In News: Researchers from IIT Madras developed a method for reading documents in Bharati script using a multi-lingual optical character recognition (OCR) scheme. Earlier they developed a unified script for nine Indian languages, named the Bharati Script.
About Bharati Script:
- It is an alternative script for the languages of India developed by a team at the Indian Institute of Technology (IIT) in Madras led by Dr. Srinivasa Chakravarthy.
- Type of writing system: alphabet
- Direction of writing: left to right in horizontal lines
- Used to write: all major languages of India
- The scripts that have been integrated include Devanagari, Bengali, Gurmukhi, Gujarati, Oriya, Telugu, Kannada, Malayalam and Tamil.
- The Bharati characters are made up of three tiers stacked vertically.
- It has 17 vowels and 22 consonants.
A common script for the entire country is hoped to bring down many communication barriers in India.

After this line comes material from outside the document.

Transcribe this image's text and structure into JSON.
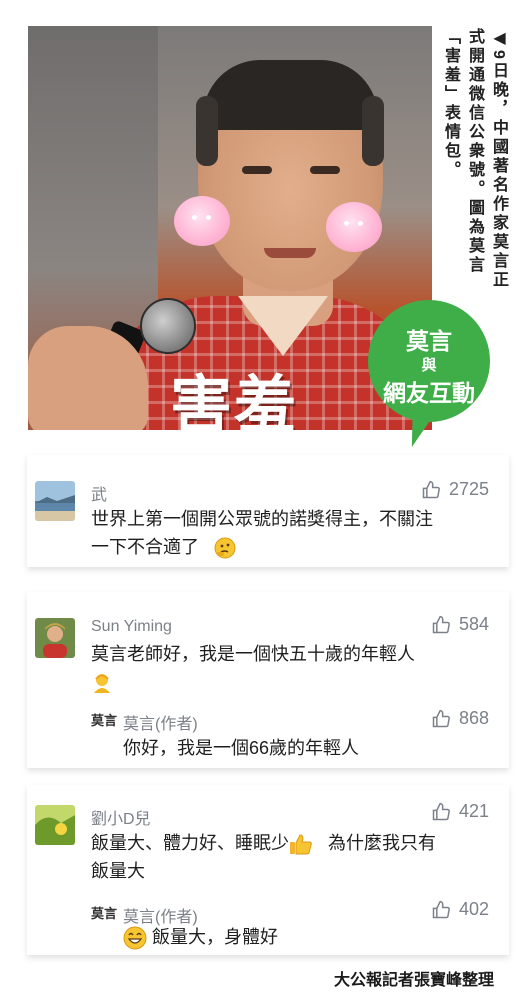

Optical Character Recognition (OCR) scheme:
- The first step is separating (or segmenting) the document into text and non-text.
- The text is then segmented into paragraphs, sentences, words and letters.
- Each letter has to be recognised as a character in some recognisable format such as ASCII or Unicode.
- The letter has various components such as the basic consonant, consonant modifiers, vowels etc.